MESH - Center for Multidisciplinary Environmental Studies in the Humanities & Institute of Prehistoric Archaeology, University of Cologne, Weyertal 59, 50937 Cologne, Germany.
Department of Archaeology and Heritage Studies, Aarhus University, Moesgård Allé 20, 8270 Højbjerg, Denmark.
Philos Trans R Soc Lond B Biol Sci. 2024 May 27;379(1902):20230021. doi: 10.1098/rstb.2023.0021. Epub 2024 Apr 8.

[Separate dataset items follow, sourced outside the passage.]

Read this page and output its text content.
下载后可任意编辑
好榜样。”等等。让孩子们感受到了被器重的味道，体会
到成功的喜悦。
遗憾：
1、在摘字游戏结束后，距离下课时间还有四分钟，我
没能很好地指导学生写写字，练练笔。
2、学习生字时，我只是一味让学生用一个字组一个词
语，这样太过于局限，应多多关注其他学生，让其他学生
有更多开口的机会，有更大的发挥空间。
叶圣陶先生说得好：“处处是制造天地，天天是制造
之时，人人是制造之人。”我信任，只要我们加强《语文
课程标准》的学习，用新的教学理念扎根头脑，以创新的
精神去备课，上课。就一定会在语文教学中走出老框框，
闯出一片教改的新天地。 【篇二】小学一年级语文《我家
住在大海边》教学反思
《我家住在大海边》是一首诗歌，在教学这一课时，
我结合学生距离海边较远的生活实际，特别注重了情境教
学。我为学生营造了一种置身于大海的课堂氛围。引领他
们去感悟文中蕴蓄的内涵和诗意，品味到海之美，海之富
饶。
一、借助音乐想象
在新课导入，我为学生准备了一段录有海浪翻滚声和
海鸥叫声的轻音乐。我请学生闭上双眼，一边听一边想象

Today's biodiversity crisis fundamentally threatens the habitability of the planet, thus ranking among the primary human challenges of our time. Much emphasis is currently placed on the loss of biodiversity in the Anthropocene, yet these debates often portray biodiversity as a purely natural phenomenon without much consideration of its human dimensions and frequently lack long-term vistas. This paper offers a deep-time perspective on the key role of the evolving human niche in ecosystem functioning and biodiversity dynamics. We summarize research on past hunter-gatherer ecosystem contributions and argue that human-environment feedback systems with important biodiversity consequences are probably a recurrent feature of the Late Pleistocene, perhaps with even deeper roots. We update current understandings of the human niche in this light and suggest that the formation of palaeo-synanthropic niches in other animals proffers a powerful model system to investigate recursive interactions of foragers and ecosystems. Archaeology holds important knowledge here and shows that ecosystem contributions vary greatly in relation to different human lifeways, some of which are lost today. We therefore recommend paying more attention to the intricate relationship between biodiversity and cultural diversity, contending that promotion of the former depends on fostering the latter. This article is part of the theme issue 'Ecological novelty and planetary stewardship: biodiversity dynamics in a transforming biosphere'.
今天的生物多样性危机从根本上威胁到了地球的宜居性,因此成为了我们这个时代人类面临的主要挑战之一。目前,人们非常关注人类世的生物多样性丧失,但这些争论往往将生物多样性视为一种纯粹的自然现象,而没有充分考虑其人类层面,并且经常缺乏长远的视角。本文从深层时间的角度探讨了不断变化的人类小生境在生态系统功能和生物多样性动态中的关键作用。我们总结了关于过去狩猎采集者对生态系统贡献的研究,并认为具有重要生物多样性后果的人类-环境反馈系统可能是更新世晚期的一个反复出现的特征,其根源可能更为深远。我们根据这一点更新了当前对人类小生境的理解,并提出了在其他动物中形成古共生小生境的观点,为研究觅食者和生态系统的递归相互作用提供了一个强大的模型系统。考古学在这里提供了重要的知识,并表明生态系统的贡献与不同的人类生活方式密切相关,其中一些在今天已经消失。因此,我们建议更多地关注生物多样性和文化多样性之间的复杂关系,并认为促进前者取决于培育后者。本文是主题为“生态新颖性和行星管理:不断变化的生物圈中的生物多样性动态”的一部分。